Patients waiting for NHS audiology assessment, England, 2015–2025

Total patients on audiology RTT waiting list. COVID suspended routine referrals in 2020; the backlog surged as services resumed and has not recovered.

Source: NHS England, Referral to Treatment Waiting Times — Audiology, Feb 2025, Updated monthly

Average audiology wait (weeks) and hearing loss prevalence (millions), 2015–2025

Average weeks from GP referral to first assessment (red, left axis) and people with hearing loss in millions (blue, right axis). Demand rising while wait times quadruple.

Average wait (weeks)
People with hearing loss (millions)

Source: NHS England / RNID, Diagnostic Waiting Times; Hearing Matters Report, 2025, Updated annual

Newborn hearing screening maintains 98.4% coverage

98.4%of newborns screened for hearing loss — near-universal coverage

The NHS Newborn Hearing Screening Programme screens babies within weeks of birth for congenital hearing loss. Despite the pandemic and wider NHS pressures, coverage has remained above 96% throughout and stands at 98.4% in the latest data. Early identification transforms outcomes for children born with hearing loss, enabling timely cochlear implantation or hearing aid fitting during the critical window for language development.
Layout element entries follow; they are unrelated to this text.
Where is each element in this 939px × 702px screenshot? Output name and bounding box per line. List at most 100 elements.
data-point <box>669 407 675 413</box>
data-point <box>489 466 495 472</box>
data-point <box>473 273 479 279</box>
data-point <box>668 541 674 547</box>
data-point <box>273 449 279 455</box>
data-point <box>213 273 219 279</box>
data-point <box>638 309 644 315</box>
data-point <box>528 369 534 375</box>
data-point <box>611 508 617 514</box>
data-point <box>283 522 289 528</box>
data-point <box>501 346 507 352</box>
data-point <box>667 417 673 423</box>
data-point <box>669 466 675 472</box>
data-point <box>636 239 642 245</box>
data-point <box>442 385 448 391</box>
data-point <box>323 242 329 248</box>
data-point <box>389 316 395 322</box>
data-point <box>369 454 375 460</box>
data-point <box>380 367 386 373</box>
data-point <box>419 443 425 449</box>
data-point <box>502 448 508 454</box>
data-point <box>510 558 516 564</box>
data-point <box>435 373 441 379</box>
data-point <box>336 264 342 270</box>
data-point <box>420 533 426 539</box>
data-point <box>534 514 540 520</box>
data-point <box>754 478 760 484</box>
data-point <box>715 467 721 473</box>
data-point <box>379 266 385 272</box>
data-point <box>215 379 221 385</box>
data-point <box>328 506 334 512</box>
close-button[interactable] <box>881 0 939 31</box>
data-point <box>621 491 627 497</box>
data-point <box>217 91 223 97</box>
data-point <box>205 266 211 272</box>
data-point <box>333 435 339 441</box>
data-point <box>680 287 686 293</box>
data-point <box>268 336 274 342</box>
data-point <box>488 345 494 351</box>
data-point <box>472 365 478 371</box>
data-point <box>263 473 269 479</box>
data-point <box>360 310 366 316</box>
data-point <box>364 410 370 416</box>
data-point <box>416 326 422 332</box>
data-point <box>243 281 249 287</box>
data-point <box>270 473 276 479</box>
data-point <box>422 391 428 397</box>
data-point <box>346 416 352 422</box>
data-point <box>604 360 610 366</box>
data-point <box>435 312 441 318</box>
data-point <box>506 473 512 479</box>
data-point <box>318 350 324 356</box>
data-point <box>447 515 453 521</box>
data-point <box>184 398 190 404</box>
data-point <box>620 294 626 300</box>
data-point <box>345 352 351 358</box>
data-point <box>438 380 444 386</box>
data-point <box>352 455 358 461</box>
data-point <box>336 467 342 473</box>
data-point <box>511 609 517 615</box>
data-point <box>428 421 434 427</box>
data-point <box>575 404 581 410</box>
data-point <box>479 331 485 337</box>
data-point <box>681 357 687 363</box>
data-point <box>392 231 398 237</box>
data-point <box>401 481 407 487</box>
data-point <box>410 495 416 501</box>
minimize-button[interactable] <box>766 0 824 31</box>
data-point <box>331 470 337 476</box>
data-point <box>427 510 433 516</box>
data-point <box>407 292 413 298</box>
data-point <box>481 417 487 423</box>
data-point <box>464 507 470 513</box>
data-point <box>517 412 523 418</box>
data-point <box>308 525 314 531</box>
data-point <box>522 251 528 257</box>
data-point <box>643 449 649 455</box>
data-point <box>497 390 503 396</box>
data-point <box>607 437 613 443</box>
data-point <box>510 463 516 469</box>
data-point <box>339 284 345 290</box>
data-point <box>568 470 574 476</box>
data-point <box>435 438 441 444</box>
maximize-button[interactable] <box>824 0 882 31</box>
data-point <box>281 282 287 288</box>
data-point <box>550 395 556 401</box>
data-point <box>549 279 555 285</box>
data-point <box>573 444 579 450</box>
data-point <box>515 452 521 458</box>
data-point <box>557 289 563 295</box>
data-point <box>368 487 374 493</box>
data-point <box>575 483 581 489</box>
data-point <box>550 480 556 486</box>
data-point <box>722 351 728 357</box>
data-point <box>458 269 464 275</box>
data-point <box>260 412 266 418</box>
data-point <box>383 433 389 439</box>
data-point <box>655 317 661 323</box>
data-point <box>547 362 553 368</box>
The programme is internationally regarded as a model for population-level screening. The contrast with adult audiology is stark: early intervention for children works; the adult pathway is broken by underinvestment and insufficient workforce capacity.

Source: NHS England — Newborn Hearing Screening Programme Annual Report 2024/25. RNID — Hearing Matters 2025.

  1. [1]NHS EnglandReferral to Treatment Waiting Times — Audiology, Feb 2025
  2. [2]RNIDHearing Matters Report, 2025
  3. [3]The LancetCommission on Dementia Prevention, Intervention, and Care, 2020
  4. [4]NHS EnglandNewborn Hearing Screening Programme Annual Report, 2024/25

Sources & Methodology

NHS England — Referral to Treatment Waiting Times — monthly publication. Audiology waiting list and pathway data. RTT clock-start methodology changed in April 2021, making pre- and post-2021 figures not directly comparable.

RNID — Hearing Matters — hearing loss prevalence estimates for England, based on age-structured population modelling. Updated biennially.

All figures are for England unless otherwise stated. Private audiology providers are not captured in NHS waiting list data, so true waiting times for patients who can afford private care are shorter. The 6-week access standard was set in NHS planning guidance; it has not been formally withdrawn but is not included in current NHS waiting time standards.